En refoulant de son sol 60 camerounais en situation irrégulière, le gouvernement américain accède à l’appel du président de la République dans lequel il invite les autorités de ce pays à livrer à la justice, les fauteurs de troubles et donneurs d’ordres de la crise en zone anglophone.

Une soixantaine de Camerounais, jusque-là établis aux Etats-Unis, regagneront la patrie ce jour. Il s’agit de la seconde vague après celle du mois d’octobre 2020 où plusieurs dizaines de nos compatriotes présentant des profils suspects et douteux, tous en situation indélicate à en croire le gouvernement américain. Une action qui s’inscrit dans la logique de continuité de traquer sur son sol des individus dangereux.

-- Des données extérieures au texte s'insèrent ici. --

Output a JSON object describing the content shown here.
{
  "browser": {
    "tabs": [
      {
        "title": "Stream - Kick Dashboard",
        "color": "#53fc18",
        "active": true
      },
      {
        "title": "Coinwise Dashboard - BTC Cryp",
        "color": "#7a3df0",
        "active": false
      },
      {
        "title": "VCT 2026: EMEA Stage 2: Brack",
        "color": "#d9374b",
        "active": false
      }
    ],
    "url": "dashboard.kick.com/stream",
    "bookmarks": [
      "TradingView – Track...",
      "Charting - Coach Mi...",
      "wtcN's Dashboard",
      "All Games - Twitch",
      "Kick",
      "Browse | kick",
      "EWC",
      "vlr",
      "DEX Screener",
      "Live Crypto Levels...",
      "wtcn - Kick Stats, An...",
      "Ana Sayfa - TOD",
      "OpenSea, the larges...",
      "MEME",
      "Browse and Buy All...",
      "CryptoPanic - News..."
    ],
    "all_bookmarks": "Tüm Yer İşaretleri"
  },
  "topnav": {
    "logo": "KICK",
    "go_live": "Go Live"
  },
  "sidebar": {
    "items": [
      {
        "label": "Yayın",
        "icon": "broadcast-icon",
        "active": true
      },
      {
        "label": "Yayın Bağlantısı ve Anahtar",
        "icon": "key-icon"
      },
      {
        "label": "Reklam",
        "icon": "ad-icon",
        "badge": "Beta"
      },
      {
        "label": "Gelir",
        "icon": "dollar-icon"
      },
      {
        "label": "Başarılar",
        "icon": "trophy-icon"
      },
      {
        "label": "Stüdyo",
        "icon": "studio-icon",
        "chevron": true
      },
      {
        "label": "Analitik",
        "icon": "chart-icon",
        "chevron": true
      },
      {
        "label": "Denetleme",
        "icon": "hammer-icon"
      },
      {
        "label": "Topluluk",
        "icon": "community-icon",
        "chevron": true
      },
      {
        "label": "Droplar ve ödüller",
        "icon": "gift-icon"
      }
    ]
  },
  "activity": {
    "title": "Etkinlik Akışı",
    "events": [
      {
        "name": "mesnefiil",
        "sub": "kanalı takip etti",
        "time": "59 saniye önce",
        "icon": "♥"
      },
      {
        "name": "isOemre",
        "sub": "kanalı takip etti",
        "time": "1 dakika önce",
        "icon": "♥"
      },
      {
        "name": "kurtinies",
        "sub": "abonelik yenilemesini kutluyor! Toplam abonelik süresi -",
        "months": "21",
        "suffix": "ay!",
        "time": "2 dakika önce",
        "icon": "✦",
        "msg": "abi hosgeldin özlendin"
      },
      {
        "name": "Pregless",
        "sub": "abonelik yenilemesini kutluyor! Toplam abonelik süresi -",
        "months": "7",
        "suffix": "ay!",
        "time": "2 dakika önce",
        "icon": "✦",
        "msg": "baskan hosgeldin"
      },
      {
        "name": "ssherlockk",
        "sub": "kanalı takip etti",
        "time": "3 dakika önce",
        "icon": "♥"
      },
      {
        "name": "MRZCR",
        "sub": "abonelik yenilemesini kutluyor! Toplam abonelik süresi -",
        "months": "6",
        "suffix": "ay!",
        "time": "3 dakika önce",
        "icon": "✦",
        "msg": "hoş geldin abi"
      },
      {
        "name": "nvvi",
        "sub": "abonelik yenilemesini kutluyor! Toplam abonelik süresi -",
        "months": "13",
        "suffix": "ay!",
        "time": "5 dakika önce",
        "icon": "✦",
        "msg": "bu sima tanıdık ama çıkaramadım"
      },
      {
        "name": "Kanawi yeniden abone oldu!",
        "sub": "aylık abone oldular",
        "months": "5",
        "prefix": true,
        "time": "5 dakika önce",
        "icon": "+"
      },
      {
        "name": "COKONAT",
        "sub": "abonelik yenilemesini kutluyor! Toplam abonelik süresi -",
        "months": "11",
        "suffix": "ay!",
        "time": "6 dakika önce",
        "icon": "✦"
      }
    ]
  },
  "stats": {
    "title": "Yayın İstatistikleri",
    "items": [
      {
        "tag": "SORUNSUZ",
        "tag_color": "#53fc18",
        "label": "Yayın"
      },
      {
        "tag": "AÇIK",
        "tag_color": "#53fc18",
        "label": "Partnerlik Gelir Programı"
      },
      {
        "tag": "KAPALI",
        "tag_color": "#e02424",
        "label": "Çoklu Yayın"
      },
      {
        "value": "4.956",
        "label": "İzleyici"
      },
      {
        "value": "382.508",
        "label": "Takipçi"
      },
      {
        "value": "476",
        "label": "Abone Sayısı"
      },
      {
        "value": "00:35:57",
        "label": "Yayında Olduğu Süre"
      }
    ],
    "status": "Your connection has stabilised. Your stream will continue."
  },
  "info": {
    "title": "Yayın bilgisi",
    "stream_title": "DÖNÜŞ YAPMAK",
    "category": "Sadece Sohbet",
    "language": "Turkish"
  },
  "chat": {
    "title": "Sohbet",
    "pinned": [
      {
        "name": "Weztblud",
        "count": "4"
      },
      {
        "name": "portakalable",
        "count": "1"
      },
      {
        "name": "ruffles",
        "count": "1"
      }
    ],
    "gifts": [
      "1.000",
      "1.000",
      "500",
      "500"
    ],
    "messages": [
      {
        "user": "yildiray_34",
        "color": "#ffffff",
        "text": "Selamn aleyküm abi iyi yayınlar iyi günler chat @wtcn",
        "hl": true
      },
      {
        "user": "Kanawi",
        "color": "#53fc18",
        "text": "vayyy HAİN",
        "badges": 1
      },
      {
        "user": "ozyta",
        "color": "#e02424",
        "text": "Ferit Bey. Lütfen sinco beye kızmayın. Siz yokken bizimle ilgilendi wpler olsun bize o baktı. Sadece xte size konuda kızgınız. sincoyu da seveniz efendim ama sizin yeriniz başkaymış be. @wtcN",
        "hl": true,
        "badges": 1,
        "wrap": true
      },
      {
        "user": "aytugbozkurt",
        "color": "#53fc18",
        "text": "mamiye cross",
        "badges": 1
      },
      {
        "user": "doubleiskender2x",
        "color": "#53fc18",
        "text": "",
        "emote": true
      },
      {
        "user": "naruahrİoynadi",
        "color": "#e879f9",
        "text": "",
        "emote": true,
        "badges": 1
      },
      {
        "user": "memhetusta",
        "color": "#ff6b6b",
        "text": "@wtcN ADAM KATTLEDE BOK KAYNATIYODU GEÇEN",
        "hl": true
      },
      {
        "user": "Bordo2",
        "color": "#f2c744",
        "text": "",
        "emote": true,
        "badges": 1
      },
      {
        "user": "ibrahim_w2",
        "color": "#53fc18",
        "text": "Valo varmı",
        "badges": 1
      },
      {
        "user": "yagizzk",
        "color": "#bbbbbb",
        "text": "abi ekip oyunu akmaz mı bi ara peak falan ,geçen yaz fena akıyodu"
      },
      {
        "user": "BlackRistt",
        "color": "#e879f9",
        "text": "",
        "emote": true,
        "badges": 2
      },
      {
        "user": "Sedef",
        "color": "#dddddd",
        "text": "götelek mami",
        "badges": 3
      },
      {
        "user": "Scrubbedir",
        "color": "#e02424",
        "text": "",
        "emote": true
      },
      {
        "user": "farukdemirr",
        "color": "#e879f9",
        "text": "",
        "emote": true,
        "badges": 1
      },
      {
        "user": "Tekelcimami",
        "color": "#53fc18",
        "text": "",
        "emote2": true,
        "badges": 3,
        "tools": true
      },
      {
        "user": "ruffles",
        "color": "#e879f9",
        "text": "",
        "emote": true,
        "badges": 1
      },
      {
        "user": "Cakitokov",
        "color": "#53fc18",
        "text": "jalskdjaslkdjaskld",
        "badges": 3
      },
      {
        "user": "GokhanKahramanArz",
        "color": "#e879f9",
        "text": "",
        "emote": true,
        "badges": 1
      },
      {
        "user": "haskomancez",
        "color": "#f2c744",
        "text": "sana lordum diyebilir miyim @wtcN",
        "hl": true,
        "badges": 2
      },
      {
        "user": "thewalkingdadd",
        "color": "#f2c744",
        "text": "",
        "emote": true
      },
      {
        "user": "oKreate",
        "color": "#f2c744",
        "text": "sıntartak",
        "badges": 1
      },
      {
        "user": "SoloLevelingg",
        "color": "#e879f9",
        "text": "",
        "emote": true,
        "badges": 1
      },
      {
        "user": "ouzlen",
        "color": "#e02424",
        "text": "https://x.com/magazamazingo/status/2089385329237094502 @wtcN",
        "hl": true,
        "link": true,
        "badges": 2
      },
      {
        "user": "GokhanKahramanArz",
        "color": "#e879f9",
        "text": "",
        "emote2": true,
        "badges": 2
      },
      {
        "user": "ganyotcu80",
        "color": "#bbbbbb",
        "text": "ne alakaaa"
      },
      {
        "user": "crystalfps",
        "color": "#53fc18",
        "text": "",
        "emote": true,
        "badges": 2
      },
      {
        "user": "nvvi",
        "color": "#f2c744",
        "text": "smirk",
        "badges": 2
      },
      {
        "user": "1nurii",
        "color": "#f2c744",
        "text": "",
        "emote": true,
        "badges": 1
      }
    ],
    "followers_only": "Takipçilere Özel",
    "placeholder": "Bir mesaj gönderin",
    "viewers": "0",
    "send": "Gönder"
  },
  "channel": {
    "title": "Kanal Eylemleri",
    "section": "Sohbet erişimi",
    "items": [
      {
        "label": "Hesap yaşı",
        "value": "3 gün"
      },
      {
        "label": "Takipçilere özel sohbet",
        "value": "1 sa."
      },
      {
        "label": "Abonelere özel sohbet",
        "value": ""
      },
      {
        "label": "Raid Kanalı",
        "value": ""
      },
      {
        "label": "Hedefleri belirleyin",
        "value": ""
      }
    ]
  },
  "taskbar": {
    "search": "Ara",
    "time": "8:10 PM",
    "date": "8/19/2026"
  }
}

Parmi les personnes attendues, l’on compte d’anciens militaires ayant déserté les casernes pour aller grossir les rangs de la sécession aux Etats-Unis et des dizaines de sans-papiers qui ont trouvé en la crise anglophone, un exutoire pour quêter un asile au pays de l’Oncle Sam. Lorsque les USA décident de lancer la traque de ces personnes louches en octobre 2020, très vite, des voix se sont élevées pour dénoncer la politique américaine non sans appeler au renoncement de ces rapatriements massifs.

Illaria Allegrozzi de Human Rights Watch, s’est démarquée la première pour défendre ces causes perdues : « Le gouvernement américain devrait suspendre les refoulements vers le Cameroun à cause de graves menaces pour leur vie et leur liberté auxquelles les Camerounais seraient exposés à leur retour dans leur pays », écrivait-elle le 18 décembre 2020 aux autorités américaines.

Pour cette dernière, « Outre un risque « généralisé de subir de graves dommages en raison de l’actuel climat de violence dans les régions de l’Extrême-Nord, du Nord-Ouest et du Sud-Ouest, les personnes renvoyées au Cameroun sont également confrontées au risque de torture et de mauvais traitements du fait de leur opposition réelle ou supposée au gouvernement ». Un plaidoyer mensonger qui fait de la culpabilité de ces commanditaires de crimes pour forcer l’apitoiement de la communauté internationale.

Dans son discours de fin d’année du 31 décembre 2020, Paul Biya rappelait aux« pays amis »de jouer franc jeu en démontrant toute leur solidarité face au massacre des populations anglophones et Camerounaises des régions du Nord-Ouest et du Sud-Ouest par des « assassins » que leurs autorités abritent avec la bénédiction de leur société civile. Une requête qui à travers l’action américaine, a vraisemblablement reçu l’acquiescement de nouveaux locataires de la Maison Blanche.

La poursuite de ces rapatriements sonne dès lors comme le désaveu des Usa face à ces ONG acquises à la cause terroriste. Puisque pour les experts, ces refoulements ne sont pas plus que la réponse apportée par le gouvernement américain pour aider le pays à mettre la main sur les financiers et les donneurs d’ordre des tueries, et autres exactions commises en zone anglophone.

Eux qui vont subir toute la rigueur de la justice comme le promettait encore récemment le chef de l’Etat au peuple.